Case ID: f2d_480/html/0539-01.html
Source: Caselaw Access Project
Author: {"author": "PER CURIAM:", "license": "Public Domain", "url": "https://static.case.law/"}
Date Created: 2024-08-24T03:29:51.129683

Ned S. SKINNER, Captain, etc., Appellant, v. Raymond F. SPELLMAN, Appellee.
    No. 72-2041.
    United States Court of Appeals, Fourth Circuit.
    Argued April 3, 1973.
    Decided May 31, 1973.
    Andrew P. Miller, Atty. Gen. of Va., and Vann H. Lefcoe, Asst. Atty. Gen., for appellant.
    George W. Gillmor, Durham, N. C., (E. David White, III and Raymond L. Yasser, third-year students at Duke University School of Law) for appellee.
    Before BOREMAN and WINTER, Circuit Judges, and BLAIR, District Judge.
   PER CURIAM:

This is an appeal from the verdict of the district court in a suit under the Civil Rights Act, 42 U.S.C. § 1983, entering judgment in the amount of $100.00 against defendant-appellant for violating plaintiff-appellee’s right to due process of law in a prison disciplinary proceeding. Appellant contends that the district court erred by 1) applying Land-man v. Royster, 333 F.Supp. 621 (E.D. Va.1971), retroactively to the facts of the case and 2) in holding that good faith reliance on standard operating procedure was not available as a defense.

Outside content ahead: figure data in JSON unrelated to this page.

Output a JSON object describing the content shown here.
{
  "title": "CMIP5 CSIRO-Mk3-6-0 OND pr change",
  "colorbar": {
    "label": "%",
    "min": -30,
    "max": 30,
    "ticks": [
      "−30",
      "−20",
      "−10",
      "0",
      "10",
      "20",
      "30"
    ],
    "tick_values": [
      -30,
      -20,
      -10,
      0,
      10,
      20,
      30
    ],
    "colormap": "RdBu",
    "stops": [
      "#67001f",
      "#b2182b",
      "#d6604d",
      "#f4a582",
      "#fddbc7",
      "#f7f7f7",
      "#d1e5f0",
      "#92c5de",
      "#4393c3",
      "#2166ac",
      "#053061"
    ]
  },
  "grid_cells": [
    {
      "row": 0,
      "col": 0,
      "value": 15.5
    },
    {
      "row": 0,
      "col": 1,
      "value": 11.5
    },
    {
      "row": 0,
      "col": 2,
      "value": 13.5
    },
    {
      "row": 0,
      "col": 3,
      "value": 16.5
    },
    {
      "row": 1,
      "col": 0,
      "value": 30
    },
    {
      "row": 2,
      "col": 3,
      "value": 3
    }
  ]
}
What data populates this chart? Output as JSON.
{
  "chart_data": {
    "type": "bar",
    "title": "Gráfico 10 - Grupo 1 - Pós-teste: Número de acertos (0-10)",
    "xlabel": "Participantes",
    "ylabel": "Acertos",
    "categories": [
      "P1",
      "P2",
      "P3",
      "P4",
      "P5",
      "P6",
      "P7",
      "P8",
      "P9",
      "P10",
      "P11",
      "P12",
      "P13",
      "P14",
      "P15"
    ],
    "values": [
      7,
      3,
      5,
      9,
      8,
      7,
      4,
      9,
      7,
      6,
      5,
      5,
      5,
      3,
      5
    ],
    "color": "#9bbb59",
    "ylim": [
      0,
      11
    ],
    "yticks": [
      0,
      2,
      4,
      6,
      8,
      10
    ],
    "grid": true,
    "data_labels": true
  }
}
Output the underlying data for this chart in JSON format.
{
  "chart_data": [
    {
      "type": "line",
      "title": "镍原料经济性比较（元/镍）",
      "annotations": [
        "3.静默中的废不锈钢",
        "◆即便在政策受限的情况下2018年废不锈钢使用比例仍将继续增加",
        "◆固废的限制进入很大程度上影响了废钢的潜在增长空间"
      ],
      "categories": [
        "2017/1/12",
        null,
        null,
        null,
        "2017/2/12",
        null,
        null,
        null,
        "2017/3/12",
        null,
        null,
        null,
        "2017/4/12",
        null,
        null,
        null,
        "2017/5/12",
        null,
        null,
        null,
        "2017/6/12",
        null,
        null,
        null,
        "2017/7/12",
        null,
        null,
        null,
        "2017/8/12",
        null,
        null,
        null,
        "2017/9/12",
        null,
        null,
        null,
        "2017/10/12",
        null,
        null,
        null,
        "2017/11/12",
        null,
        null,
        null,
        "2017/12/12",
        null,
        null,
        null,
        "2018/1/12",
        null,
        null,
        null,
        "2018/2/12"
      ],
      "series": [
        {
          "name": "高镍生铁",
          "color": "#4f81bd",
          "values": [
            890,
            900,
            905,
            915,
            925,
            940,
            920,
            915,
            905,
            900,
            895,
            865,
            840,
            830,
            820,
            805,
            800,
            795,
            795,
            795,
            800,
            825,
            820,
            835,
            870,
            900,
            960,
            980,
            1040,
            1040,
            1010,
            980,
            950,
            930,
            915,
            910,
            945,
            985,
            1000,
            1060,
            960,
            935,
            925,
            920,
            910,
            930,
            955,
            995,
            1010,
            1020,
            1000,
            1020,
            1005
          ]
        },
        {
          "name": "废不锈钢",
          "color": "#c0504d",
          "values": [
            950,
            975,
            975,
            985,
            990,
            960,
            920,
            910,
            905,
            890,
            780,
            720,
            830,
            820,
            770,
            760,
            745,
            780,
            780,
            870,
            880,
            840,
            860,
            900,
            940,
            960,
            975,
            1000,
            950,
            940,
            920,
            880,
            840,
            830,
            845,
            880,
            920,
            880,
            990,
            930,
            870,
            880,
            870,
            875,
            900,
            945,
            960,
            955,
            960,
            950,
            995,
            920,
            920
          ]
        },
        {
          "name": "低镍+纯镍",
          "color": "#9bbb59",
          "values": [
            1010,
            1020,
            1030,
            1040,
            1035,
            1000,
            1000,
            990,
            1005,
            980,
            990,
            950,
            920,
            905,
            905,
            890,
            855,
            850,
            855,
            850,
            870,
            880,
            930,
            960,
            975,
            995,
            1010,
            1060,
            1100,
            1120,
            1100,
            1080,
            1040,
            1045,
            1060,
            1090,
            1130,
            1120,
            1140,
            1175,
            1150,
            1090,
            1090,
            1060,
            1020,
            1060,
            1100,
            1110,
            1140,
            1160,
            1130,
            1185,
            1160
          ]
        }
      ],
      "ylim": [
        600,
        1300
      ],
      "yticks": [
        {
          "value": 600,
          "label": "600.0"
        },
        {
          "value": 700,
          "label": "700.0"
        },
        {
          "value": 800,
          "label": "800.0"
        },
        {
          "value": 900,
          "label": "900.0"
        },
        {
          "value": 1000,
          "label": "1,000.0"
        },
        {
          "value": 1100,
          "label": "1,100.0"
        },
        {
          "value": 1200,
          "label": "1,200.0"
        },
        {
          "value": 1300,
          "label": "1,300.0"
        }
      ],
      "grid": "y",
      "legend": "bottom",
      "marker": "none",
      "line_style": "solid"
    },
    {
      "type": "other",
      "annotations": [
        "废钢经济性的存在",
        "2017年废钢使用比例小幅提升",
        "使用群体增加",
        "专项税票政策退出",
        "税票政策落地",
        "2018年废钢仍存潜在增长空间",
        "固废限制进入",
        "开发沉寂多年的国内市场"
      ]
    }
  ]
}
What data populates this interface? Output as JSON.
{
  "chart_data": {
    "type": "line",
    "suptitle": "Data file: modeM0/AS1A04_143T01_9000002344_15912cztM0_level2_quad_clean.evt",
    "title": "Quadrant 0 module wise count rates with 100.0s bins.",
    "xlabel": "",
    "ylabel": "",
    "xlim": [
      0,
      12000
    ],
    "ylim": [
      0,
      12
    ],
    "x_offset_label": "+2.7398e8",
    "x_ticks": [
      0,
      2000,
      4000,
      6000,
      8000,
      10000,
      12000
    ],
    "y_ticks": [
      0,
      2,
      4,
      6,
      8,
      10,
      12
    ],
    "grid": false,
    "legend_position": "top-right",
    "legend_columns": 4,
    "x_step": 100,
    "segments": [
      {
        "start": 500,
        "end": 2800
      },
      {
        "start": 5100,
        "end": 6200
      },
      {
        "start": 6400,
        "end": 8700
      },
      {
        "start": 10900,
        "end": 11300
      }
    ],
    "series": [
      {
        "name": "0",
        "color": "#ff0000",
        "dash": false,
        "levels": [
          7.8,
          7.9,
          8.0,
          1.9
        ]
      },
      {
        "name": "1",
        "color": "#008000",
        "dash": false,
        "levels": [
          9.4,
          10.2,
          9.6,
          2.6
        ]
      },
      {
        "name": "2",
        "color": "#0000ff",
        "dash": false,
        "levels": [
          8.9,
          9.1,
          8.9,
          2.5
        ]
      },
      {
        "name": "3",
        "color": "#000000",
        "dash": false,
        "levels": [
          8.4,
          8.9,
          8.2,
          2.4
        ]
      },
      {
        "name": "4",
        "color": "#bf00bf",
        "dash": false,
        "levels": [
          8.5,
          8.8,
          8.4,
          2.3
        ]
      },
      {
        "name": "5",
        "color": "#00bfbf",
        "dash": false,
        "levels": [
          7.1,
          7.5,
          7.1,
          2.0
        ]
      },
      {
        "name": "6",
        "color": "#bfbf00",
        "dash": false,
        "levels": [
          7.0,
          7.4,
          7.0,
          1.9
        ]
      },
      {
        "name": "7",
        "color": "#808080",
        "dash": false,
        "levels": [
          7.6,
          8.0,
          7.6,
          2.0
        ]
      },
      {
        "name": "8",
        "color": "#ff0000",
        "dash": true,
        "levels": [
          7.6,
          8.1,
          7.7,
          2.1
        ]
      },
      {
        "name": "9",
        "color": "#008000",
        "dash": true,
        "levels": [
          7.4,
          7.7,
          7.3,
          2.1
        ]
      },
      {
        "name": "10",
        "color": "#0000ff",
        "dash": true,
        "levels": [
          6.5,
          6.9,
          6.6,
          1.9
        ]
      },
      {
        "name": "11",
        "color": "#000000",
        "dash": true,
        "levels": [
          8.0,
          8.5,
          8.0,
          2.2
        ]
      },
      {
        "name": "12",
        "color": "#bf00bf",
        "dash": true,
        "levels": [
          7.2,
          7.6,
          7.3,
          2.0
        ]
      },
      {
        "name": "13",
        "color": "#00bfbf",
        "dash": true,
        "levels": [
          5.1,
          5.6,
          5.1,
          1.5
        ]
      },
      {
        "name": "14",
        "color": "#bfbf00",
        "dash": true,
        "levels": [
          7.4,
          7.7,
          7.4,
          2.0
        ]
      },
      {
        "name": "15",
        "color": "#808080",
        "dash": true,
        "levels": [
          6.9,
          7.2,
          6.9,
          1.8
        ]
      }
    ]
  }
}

The district court found the disciplinary proceeding in question lacked due process in that there was no prior written notice of the charges, the prisoner was not given a reasonable time to prepare a defense, and one of the members of the adjustment committee hearing the ease had prior knowledge of the incident. These findings are not clearly erroneous. In reaching them, the district judge cited his opinion in Landman v. Royster, supra, wherein he had reviewed in detail the due process requirements which must attend a prison disciplinary proceeding. We do not see this as a retroactive application of Landman. The district court’s citing of Landman was merely a reference by the court to a current decision on point and in this we find no error.

Appellant also contends his good faith reliance on standard operating procedure gives him a qualified immunity defense to liability for damages in a suit founded on 42 U.S.C. § 1983. The district court stated that, while the absence of malice would prevent an award of punitive damages, good faith was not a defense appellant could assert in avoidance of plaintiff’s claim. In Hill v. Rowland, 474 F.2d 1374, 1377 (4th Cir., 1973), this court, on the authority of Pierson v. Ray, 386 U.S. 547, 87 S.Ct. 1213, 18 L.Ed.2d 288 (1967), held that police officers who arrested a woman bystander in a lottery raid would have a defense to a § 1983 suit for damages by proving their “reasonable good faith belief ... in the legality of the arrest.” A subsequent decision very much on point with the present case, Eslinger v. Thomas, 476 F.2d 225 (4th Cir., 1973), similarly affirms the concept of “reasonable good faith” as a § 1983 defense. That decision held that a clerk of the South Carolina Legislature who denied the plaintiff a job as a legislative page solely because she was a woman, in accordance with the longstanding official custom of reserving such positions for men, could not be held liable for damages under § 1983. As was noted,

Although the clerk may have acted with little sensitivity to a swelling tide of legal and social precedent rapidly eroding the bastion of male chauvinism, he acted in the light of a longstanding, albeit vaguely defined, “custom” of the South Carolina Senate barring female pages. He did no more, or less, than what had always been done. “While high state officials may be expected to be reasonable men, they neither can nor should be expected to be seers in the crystal ball of constitutional doctrine.” Westberry v. Fisher, 309 F.Supp. 12, 17 (D.Me. 1970). The clerk should not be “charged with predicting the future course of constitutional law.” Pierson v. Ray, 386 U.S. 547, 557, 87 S.Ct. 1213, 1219, 18 L.Ed.2d 288 (1967).

In consequence, if appellant was acting in a reasonable good faith reliance on what was standard operating procedure in the Virginia prisons, he should not have to respond personally for damages. Although the district judge found a lack of malice in refusing punitive damages, he clearly did not accept good faith reliance on standard operating procedures as a defense to the claim for compensatory damages. Accordingly, the district court’s decision is reversed and remanded for a factual determination of whether appellant was acting in reasonable good faith reliance on standard operating procedure. If this was the case, judgment should be entered for appellant; otherwise, the prior verdict should be reinstated in the amount found by the district court.

Reversed and remanded. 
      
      . Appellee argues that appellant failed to affirmatively plead good faith in the district court and that for this reason the issue is not properly before us. It is, of course, true that good faith as a defense should be affirmatively pleaded, but we do not feel appellee is prejudiced by its assertion now. The fact that the district court specifically denied such a defense existed leads to the conclusion that the issue was implicitly, if not explicitly, before the distrct court. See, Eslinger v. Thomas, supra.